Nach ständiger Rechtsprechung unterliegt nämlich die eigentliche Bewertung der Prüfungsleistung daraufhin, wie viele Punkte die jeweilige Antwort auf eine Prüfungsfrage verdient, nicht der Nachprüfung durch die Beschwerdekammer, ebenso wenig wie die Kriterien, aufgrund deren die Prüfungskommission die Wertigkeit der erwarteten Antworten auf die Prüfungsfragen bestimmt (vgl. D 7/05, ABl. EPA 2007, 378, Punkt 20 der Entscheidungsgründe). Dies ist gerechtfertigt, weil und soweit für die prüfungsspezifischen Wertungen ein Entscheidungsspielraum wesentlich ist und eine gerichtliche Kontrolle auf eindeutige Rechts- und Ermessens- bzw. Beurteilungsfehler bei der Bewertung der Prüfungsarbeiten beschränkt ist.

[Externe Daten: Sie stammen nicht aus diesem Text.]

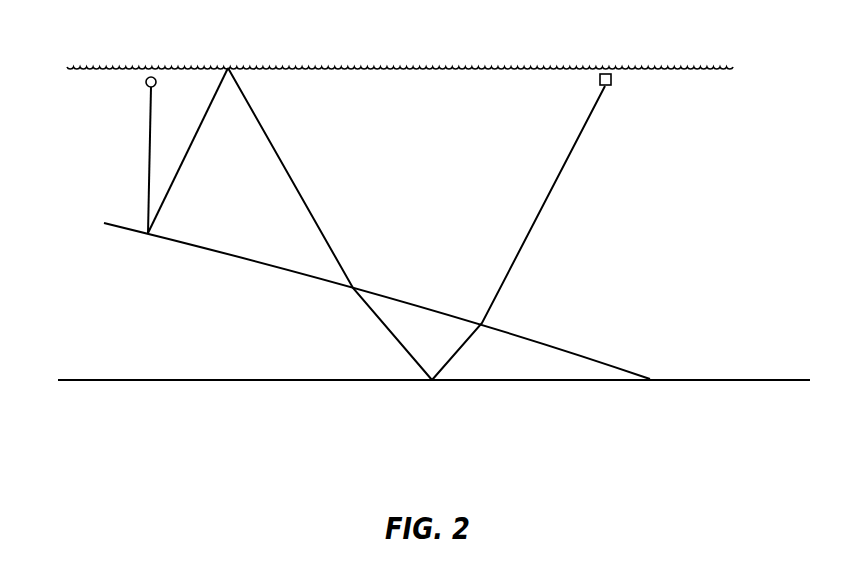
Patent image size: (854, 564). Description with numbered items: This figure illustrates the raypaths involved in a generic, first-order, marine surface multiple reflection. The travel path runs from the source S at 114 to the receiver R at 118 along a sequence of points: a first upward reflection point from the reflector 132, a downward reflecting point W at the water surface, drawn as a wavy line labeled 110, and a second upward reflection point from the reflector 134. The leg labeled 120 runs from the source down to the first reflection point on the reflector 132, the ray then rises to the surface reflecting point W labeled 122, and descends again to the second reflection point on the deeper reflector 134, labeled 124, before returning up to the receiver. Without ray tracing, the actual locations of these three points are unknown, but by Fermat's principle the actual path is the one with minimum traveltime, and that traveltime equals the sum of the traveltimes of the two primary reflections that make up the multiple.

The water surface 110 is at (733, 69).
The source 114 is at (146, 88).
The receiver 118 is at (611, 86).
The direct ray path from source to reflection point P1 120 is at (142, 240).
The water surface reflection point Wk 122 is at (227, 67).
The reflection point P2 124 is at (427, 386).
The reflector 132 is at (540, 342).
The reflector 134 is at (528, 382).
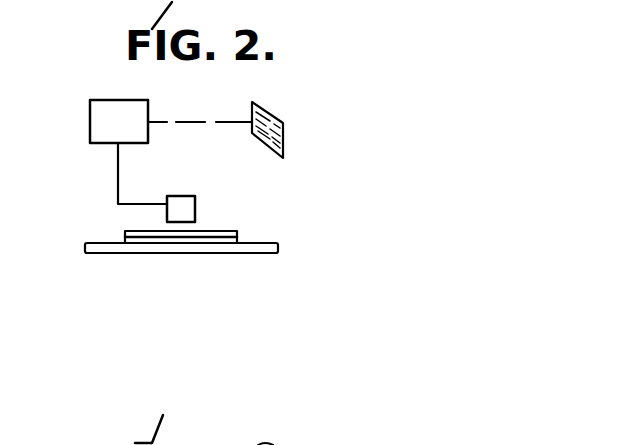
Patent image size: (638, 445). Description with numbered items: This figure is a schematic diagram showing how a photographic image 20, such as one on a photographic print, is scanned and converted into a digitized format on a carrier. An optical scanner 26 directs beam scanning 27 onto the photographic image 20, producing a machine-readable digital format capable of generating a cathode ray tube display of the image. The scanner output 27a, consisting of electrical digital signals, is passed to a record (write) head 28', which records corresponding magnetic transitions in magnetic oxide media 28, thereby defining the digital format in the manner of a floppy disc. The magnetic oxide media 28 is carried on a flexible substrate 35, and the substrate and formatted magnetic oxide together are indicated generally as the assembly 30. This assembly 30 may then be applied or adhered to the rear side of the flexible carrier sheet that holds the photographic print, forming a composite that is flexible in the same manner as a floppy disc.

The photographic image 20 is at (270, 118).
The optical scanner 26 is at (110, 110).
The beam scanning 27 is at (204, 124).
The scanner output 27a is at (117, 165).
The magnetic oxide media 28 is at (137, 214).
The record (write) head 28' is at (197, 182).
The substrate and formatted magnetic oxide 30 is at (250, 230).
The flexible substrate 35 is at (136, 238).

Die Rechtsprechung in Bezug auf die Vorprüfung wurde im Wesentlichen damit gerechtfertigt, dass die Prüfer bei der Bewertung der Multiple-Choice-Aufgaben der Vorprüfung keinen Ermessens- bzw. Beurteilungsspielraum haben und auch die Vergabe der Punktezahl schematisch und ermessens- bzw. beurteilungsfrei erfolgt.

3.2 Soweit die Beschwerdeführerin beantragte, dass ihre Prüfungsarbeit zu den Ansprüchen 2, 6 und 7 von der Beschwerdekammer neuerlich bewertet und ihrer Prüfungsarbeit mindestens 11, hilfsweise mindestens 6 weitere Einzelpunkte vergeben werden (siehe oben IX b) und c)), erforderte dies – anders als in der Beschwerdesache D 14/17 - eine Bewertung der Prüfungsleistung durch die Beschwerdekammer daraufhin, wie viele Punkte ihre Prüfungsarbeit in Bezug auf den hier maßgebenden Anspruch 2 verdient. Gleiches gilt auch für die Anträge der Beschwerdeführerin, die Prüfungskommission anzuweisen, eine entsprechende Anzahl zusätzlicher Punkte zu vergeben (siehe oben IX d) und e)).

Betreffend die Ansprüche 6 und 7 besteht, wie oben unter Punkt 2.2 ausgeführt, schon gar kein Anspruch auf Neubewertung. Ein solcher besteht einzig in Bezug auf den Anspruch 2.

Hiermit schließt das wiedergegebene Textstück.